From section 1.5 of Doering & Lopes1:
Exercise 10. Let $A \in M(n)$, let $\lambda \in \mathbb{R}$, let $V_{\lambda} := \ker(\lambda I - A)$ and let $x : \mathbb{R} \to \mathbb{R}^{n}$ be a solution of $\dot x = Ax$ such that $x(t_0) \in V_{\lambda}$ for some $t_0 \in \mathbb{R}$, then $x(t) \in V_{\lambda}$ for every real $t \in \mathbb{R}$.
Since $x(t_0) \in V_{\lambda}$, then $\dot x(t_0)= \lambda x(t_0)$, given that $\dot x(t_0) = Ax(t_0)$. But I don't know how to go on!
- Claus Ivo Doering, Artur Oscar Lopes, Equações Diferenciais Ordinárias, IMPA, 2016.

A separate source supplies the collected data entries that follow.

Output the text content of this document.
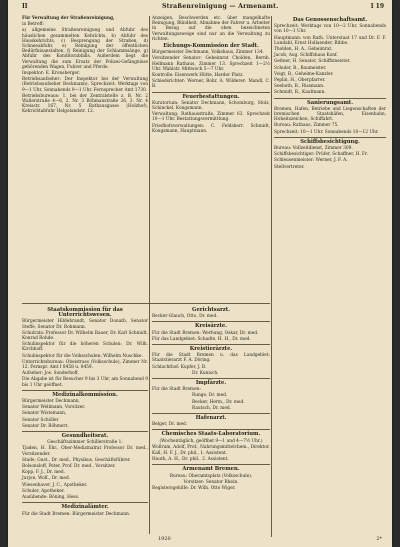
II	Straßenreinigung — Armenamt.	I 19
Für Verwaltung der Straßenreinigung,
in Betreff:
a) allgemeine Straßenreinigung und Abfuhr des häuslichen gesammelten Kehrichts, b) Abfuhr des Hauskehrichts, c) Besprengung der Straßen, d) Schneeabfuhr, e) Reinigung der öffentlichen Bedürfnisanstalten, f) Reinigung der Schlammsänge, g) Abfuhr des Konditorabfalls. Außerdem liegt die Verwaltung die zum Ersatz der Polizei-Gefängnisse gehörenden Wagen, Fuhrer und Pferde.
Inspektor: E. Kronsberger.
Betriebsaufseher: Der Inspektor bei der Verwaltung (Betriebsaufseher Beckmann). Sprechzeit: Werktags von 9—1 Uhr, Sonnabends 9—1 Uhr. Fernsprecher Amt 1730.
Betriebsbureaus: 1. bei der Zentralstelle z. B. Nr. 2 Wallerstraße 4—6, 2. Nr. 3 Böhmanstraße 26, 3. Nr. 4 Kreisstr. 167, Nr. 5 Rathausgasse (Holzhof), Kehrichtabfuhr Helgolandstr. 12.
Anzeigen, Beschwerden etc. über mangelhafte Reinigung, Blindheit, Abnahme der Fahrer u. Arbeiter in Bezug auf die oben bezeichneten Verwaltungszweige sind nur an die Verwaltung zu richten.
Eichungs-Kommission der Stadt.
Bürgermeister Dechmann, Volkshaus, Zimmer 134.
Vorsitzender Senator: Geheimrat Cholden, Bernh. Hellmann Rathaus, Zimmer 13. Sprechzeit 1—2½ Uhr. Wahlstr. Mittwoch 5—7 Uhr.
Kontrolle: Eisenwerk Hütte, Harder Platz.
Schiedsrichter: Werner, Bohr. A. Wilderer: Mandl, C. B.
Feuerbestattungen.
Kuratorium: Senator Dechmann, Schomburg, Stolz, Schinckel, Kongsmann.
Verwaltung: Rathausstraße, Zimmer 63. Sprechzeit 10—1 Uhr. Bestattungsvermittlung.
Friedhofsverwaltungen: C. Feldsherr. Schmidt, Kongsmann, Hauptmann.
Das Genossenschaftsamt.
Sprechzeit: Werktags von 10—2 Uhr, Sonnabends von 10—1 Uhr.
Hauptmann: von Rath. Unterstaat 17 und Dr. F. F. Lundahl, Ernst Hollaender, Ribbe.
Tholden, H. A., Geheimrat.
Jacob, Aug. Schiffshaus Konf.
Geßner, H. Senator, Schiffsmeister.
Schuler, B., Baumeister.
Voigt, B., Geheime-Kanzler.
Peplin, H., Oberpfarrer.
Seeboth, B., Rissmann.
Schmidt, B., Kaufmann.
Sanierungsamt.
Bremen, Hafen, Betriebe und Liegenschaften der bremischen Staatshäfen, Eisenbahn, Hoheitszeichen, Schiffahrt.
Bureau: Rathaus, Zimmer 75.
Sprechzeit: 10—1 Uhr. Sonnabends 10—12 Uhr.
Schiffsbesichtigung.
Bureau: Vollzeitdienst, Zimmer 309.
Schiffsbesichtiger: Prüfer, Schaffner, H. Fr.
Schleusenmeister: Werner, J. F. A.
Stellvertreter.
Staatskommission für das Unterrichtswesen.
Bürgermeister Hildebrandt, Senator Donath, Senator Steffe, Senator Dr. Rohmann.
Schulrats: Professor Dr. Wilhelm Bauer, Dr. Karl Schmidt, Konrad Rohde.
Schulinspektor für die höheren Schulen: Dr. Wilh. Kirchhoff.
Schulinspektor für die Volksschulen: Wilhelm Nuschke.
Unterrichtsbureau: Obeistrass (Volksschule), Zimmer Nr. 12. Fernspr. Amt I 8458 u. 8459.
Aufseher: Jos. Sonderhoff.
Die Abgabe ist für Besucher 9 bis 3 Uhr, am Sonnabend 9 bis 1 Uhr geöffnet.
Medizinalkommission.
Bürgermeister Dechmann,
Senator Wellmann, Vorsitzer.
Senator Wistemann,
Senator Schöller
Senator Dr. Böhmert.
Gesundheitsrat.
Geschäftszimmer Schillerstraße 1.
Tjaden, H. Ehr., Ober-Medizinalrat Professor Dr. med., Vorsitzender.
Stade, Gust., Dr. med., Physikus, Geschäftsführer.
Bolsonsloff, Peter, Prof. Dr. med., Vorsitzer.
Kopp, F. J., Dr. med.
Jurjon, Wolf., Dr. med.
Wiesenhaver, J. C., Apotheker.
Schuler, Apotheker.
Ausübende: Böning, Hess.
Medizinalämter.
Für die Stadt Bremen: Bürgermeister Dechmann.
Gerichtsarzt.
Becker-Glauch, Otto, Dr. med.
Kreisärzte.
Für die Stadt Bremen: Werbung, Oskar, Dr. med.
Für das Landgebiet: Schadte, H. H., Dr. med.
Kreistierärzte.
Für die Stadt Bremen u. das Landgebiet: Staatstierarzt F. A. Döring.
Schlachthof: Kupfer, J. B.
Dr. Kunisch.
Impfärzte.
Für die Stadt Bremen:
Runge, Dr. med.
Becker, Herm., Dr. med.
Rautsch, Dr. med.
Hafenarzt.
Belger, Dr. med.
Chemisches Staats-Laboratorium.
(Wochentäglich, geöffnet 9—1 und 4—7½ Uhr.)
Wollrum, Adolf, Prof., Nahrungsmittelchem., Direktor.
Kall, H. F. J., Dr. phil., 1. Assistent.
Hauth, A. H., Dr. phil., 2. Assistent.
Armenamt Bremen.
Bureau: Oberamtsplatz (Volksschule).
Vorsitzer: Senator Rhein.
Registersgehilfe: Dr. Wilh. Otto Wiger.
1920	2*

once you solve the ODE $x'(t)=Ax(t)$ with initial condition $x(t_0)$
you have $x(t)=\exp((t-t_0)A)x(t_0)$
then you compute $Ax(t)$
$\forall t$ $A$ commute with $\exp((t-t_0)A)$
hence you have $Ax(t)=\exp((t-t_0)A)Ax(t_0)= \lambda \exp((t-t_0)A) x(t_0)= \lambda x(t)$